Professor Roger Cowley

Clarendon Laboratory, University of Oxford

For pioneering work in the development and application of neutron and X-ray scattering techniques to the physics of a wide range of important solid and liquid-state systems.

The Faraday medal of the Institute of Physics for outstanding contributions to experimental physics, to a physicist of international reputation in any sector has been awarded to Professor Roger Arthur Cowley, Dr Lee’s Professor Experimental Philosophy in the Clarendon Laboratory at the University of Oxford, for pioneering work in the development and application of neutron and X-ray scattering techniques to the physics of a wide range of important solid and liquid-state systems.

Professor Cowley’s work has provided key information on the structure and excitations of many materials, opening up new areas of study and understanding.  The data are always interpreted theoretically in a sophisticated fashion, with new approaches being developed where necessary. His research has often exposed unexpected features and has been regularly highly cited over many years.

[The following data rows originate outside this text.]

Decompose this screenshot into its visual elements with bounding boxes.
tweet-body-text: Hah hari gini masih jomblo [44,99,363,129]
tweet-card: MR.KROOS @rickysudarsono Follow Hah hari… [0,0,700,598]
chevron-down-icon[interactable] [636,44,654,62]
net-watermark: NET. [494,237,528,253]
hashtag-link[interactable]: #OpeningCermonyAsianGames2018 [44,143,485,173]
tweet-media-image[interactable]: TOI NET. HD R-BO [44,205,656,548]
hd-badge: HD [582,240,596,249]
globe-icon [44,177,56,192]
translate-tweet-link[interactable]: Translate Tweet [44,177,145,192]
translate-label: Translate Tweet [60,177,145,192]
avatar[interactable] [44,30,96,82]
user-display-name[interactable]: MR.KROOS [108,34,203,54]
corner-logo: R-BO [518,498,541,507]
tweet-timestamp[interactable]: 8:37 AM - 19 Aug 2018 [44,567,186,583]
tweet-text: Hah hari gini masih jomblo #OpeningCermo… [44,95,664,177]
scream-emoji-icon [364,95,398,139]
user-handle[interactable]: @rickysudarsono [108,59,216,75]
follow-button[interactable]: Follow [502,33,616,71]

Cowley’s early experiments used neutrons scattered inelastically from materials such as alkali-halide and perovskite crystals to study interatomic forces and their anharmonicity.

Cowley collaborated in the first systematic neutron measurements of quantum excitations in superfluid helium-4, confirming theoretical predictions - as well as experiments to investigate the different quantum nature of the lighter isotope helium-3.

In parallel, Cowley carried out extensive studies on the spin structure, dynamics and phase transitions of magnetic materials, particularly on transition metal fluorides and rare-earth elements, samples doped with magnetic impurities, and magnetic multilayers, as well as the magnetic behaviour of the high temperature superconductors. Such experiments are crucial in underpinning the development of future electronic and magnetic devices.

He also recognised that X-ray scattering could be used to study thin films, surfaces and interfaces - a now important area of research with industrial applications.

Professor Cowley’s achievements have attracted generations of exceptional students, and have influenced the direction of major investments in central facilities.